Homeless advocates unveil giant Advent calendar of ‘truths’

Rob Dalrymple reads a &quottruth" about homelessness from an Advent calendar-like display in Portland's Monument Square on Monday Dec. 17, 2012, during an event put on by Homeless Voices for Justice.
Troy R. Bennett
Rob Dalrymple reads a "truth" about homelessness from an Advent calendar-like display in Portland's Monument Square on Monday Dec. 17, 2012, during an event put on by Homeless Voices for Justice. Buy Photo
By Seth Koenig, BDN Staff
Posted Dec. 17, 2012, at 2:02 p.m.

PORTLAND, Maine — Members of a Portland homeless advocacy group turned to a familiar holiday prop Monday in an effort to dispel what they said are common misconceptions about people living in shelters or on the streets.

Representatives of Homeless Voices for Justice unveiled an eight-foot-tall house-shaped Advent calendar, in which 10 doors and windows were opened to unveil the 10 “Truths of Homelessness.”

The public outreach event took place in the midst of an ongoing debate in Portland about a slate of recommendations made to the city council by a specially appointed task force on homelessness. The task force has urged city leaders to invest in a centralized intake location that can match homeless individuals with appropriate services and programs, as well as 105 more specialized housing units for the chronically homeless, among other recommendations.
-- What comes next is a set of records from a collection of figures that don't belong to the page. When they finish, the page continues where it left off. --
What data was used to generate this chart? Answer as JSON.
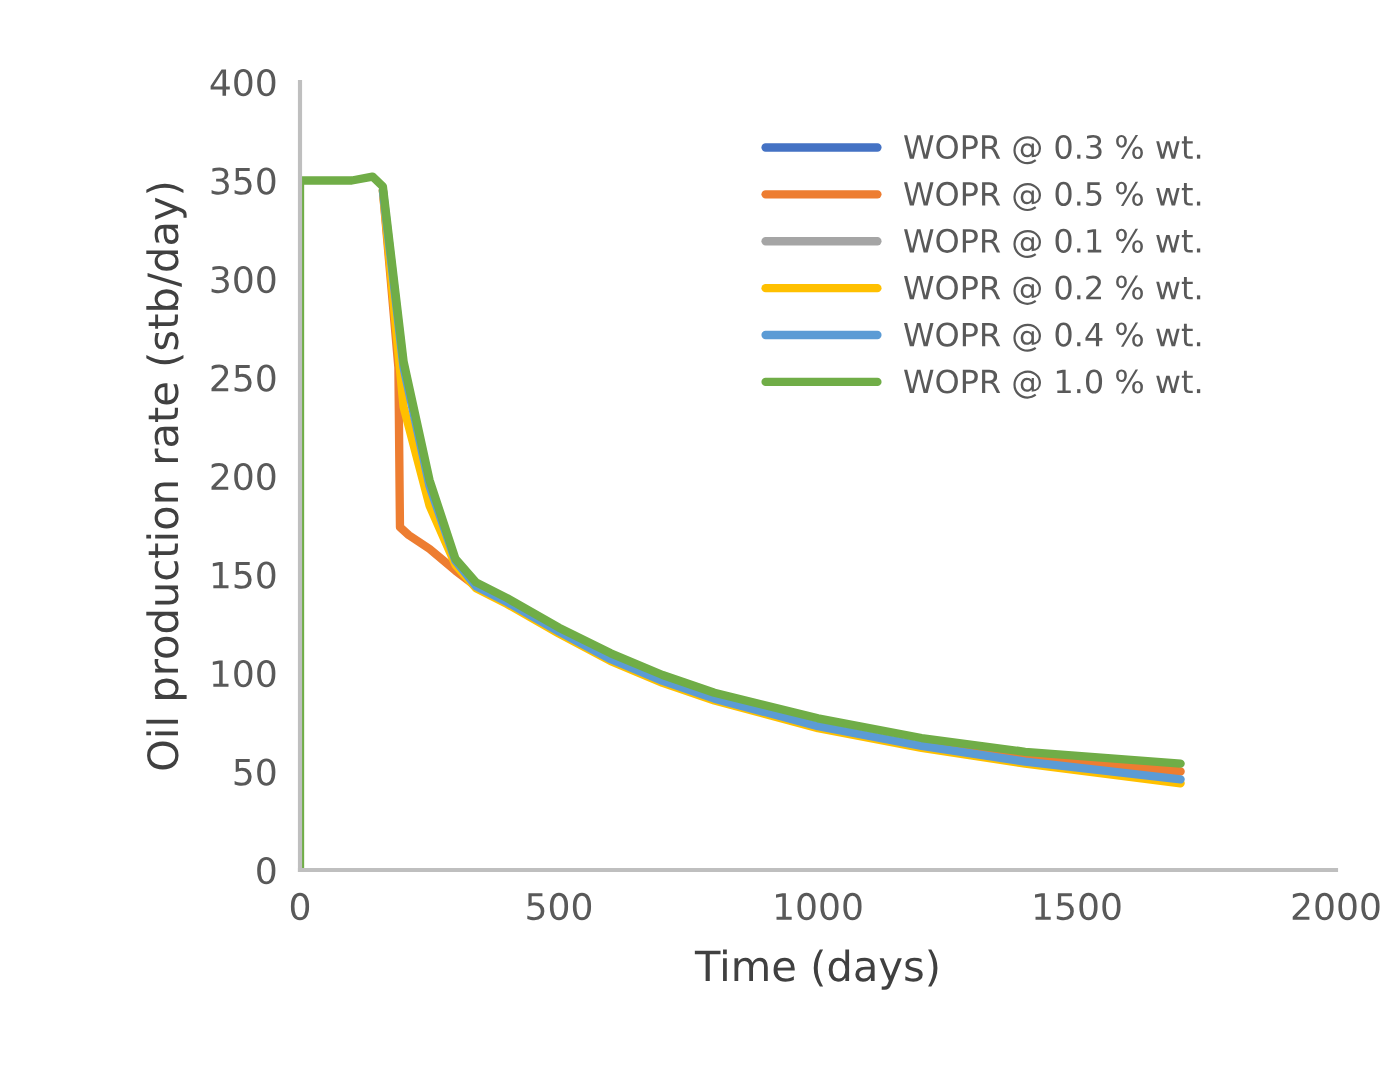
{
  "chart_data": {
    "type": "line",
    "xlabel": "Time (days)",
    "ylabel": "Oil production rate (stb/day)",
    "xlim": [
      0,
      2000
    ],
    "xticks": [
      0,
      500,
      1000,
      1500,
      2000
    ],
    "ylim": [
      0,
      400
    ],
    "yticks": [
      0,
      50,
      100,
      150,
      200,
      250,
      300,
      350,
      400
    ],
    "grid": false,
    "legend": "top right",
    "marker": "none",
    "line_style": "solid",
    "series": [
      {
        "name": "WOPR @ 0.3 % wt.",
        "color": "#4472c4"
      },
      {
        "name": "WOPR @ 0.5 % wt.",
        "color": "#ed7d31",
        "x": [
          160,
          190,
          193,
          210,
          250,
          300,
          340,
          400,
          500,
          600,
          700,
          800,
          1000,
          1200,
          1400,
          1700
        ],
        "values": [
          345,
          255,
          174,
          170,
          163,
          152,
          144,
          null,
          null,
          null,
          null,
          null,
          null,
          65,
          58,
          50
        ]
      },
      {
        "name": "WOPR @ 0.1 % wt.",
        "color": "#a5a5a5"
      },
      {
        "name": "WOPR @ 0.2 % wt.",
        "color": "#ffc000",
        "x": [
          160,
          200,
          250,
          300,
          340,
          400,
          500,
          600,
          700,
          800,
          1000,
          1200,
          1400,
          1700
        ],
        "values": [
          345,
          235,
          185,
          155,
          143,
          135,
          120,
          106,
          95,
          86,
          72,
          62,
          54,
          44
        ]
      },
      {
        "name": "WOPR @ 0.4 % wt.",
        "color": "#5b9bd5",
        "x": [
          160,
          200,
          250,
          300,
          340,
          400,
          500,
          600,
          700,
          800,
          1000,
          1200,
          1400,
          1700
        ],
        "values": [
          345,
          255,
          195,
          157,
          144,
          136,
          121,
          107,
          96,
          87,
          73,
          63,
          55,
          46
        ]
      },
      {
        "name": "WOPR @ 1.0 % wt.",
        "color": "#70ad47",
        "x": [
          0,
          0,
          100,
          140,
          160,
          200,
          250,
          300,
          340,
          400,
          500,
          600,
          700,
          800,
          1000,
          1200,
          1400,
          1700
        ],
        "values": [
          0,
          350,
          350,
          352,
          347,
          258,
          198,
          158,
          146,
          138,
          123,
          110,
          99,
          90,
          77,
          67,
          60,
          54
        ]
      }
    ]
  }
}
The Portland Community Chamber of Commerce has responded to the task force plan with its own document posing the question of whether the city’s extensive network of service providers and shelter accommodations make Portland “too attractive” to homeless people, citing increases in the homeless population in recent years and the fact that two-thirds of the city’s shelter seekers come from outside Portland.

Approximately 440 people in Portland seek shelter every night, an increase of about 25 percent compared to even last year at this time, which was a previous high mark.

“A lot of [the Chambers concerns were based on] misconceptions,” said Jim Devine, who previously lived homeless in Portland and is now a member of Homeless Voices for Justice. “We want them to realize that homeless people are people first of all.”

Group spokesman Thomas Ptacek led the Advent calendar unveiling Monday in the swirling snowfall in Monument Square, saying each year the organization holds some kind of holiday event.

“This year, what we were focused on was getting out the truths about homelessness,” he said. “There are a lot of myths and misconceptions floating around out there.”

The 10 “truths” revealed by the group Monday were:

1. Homeless people are brothers and sisters, fathers and mothers, family and friends — members of our community.

2. Homelessness is difficult and depressing. People use a homeless shelter because they have no choice — or the [alternative] is worse than sleeping on a 4-inch mat on the floor inches apart from [another] person.

3. One in three Maine people don’t have enough income to meet even the basic needs of life.

4. “Being homeless is being totally alone — bankrupt without hope.” [A quotation by Devine]

5. Many homeless people work or are trying to get work.

6. Some landlords and employers shut the door when they find out you are homeless, because of stereotypes and misperceptions.

7. More than 200,000 Mainers are food insecure. That is more than the total population of Maine’s five largest cities combined. Preble Street soup kitchen alone serves more than 1,200 meals every day.

8. “There is no dignity in dying in a shelter or on the streets. We all deserve the dignity of dying at home in peace.” [A quotation by longtime homeless advocate Steve Huston, who died in October]

9. Homeless services keep people alive.

10. Homelessness can happen to anyone. You can lose your job, your health, your marriage, your insurance, your house; the reasons are many, but any one of them can land you on the streets.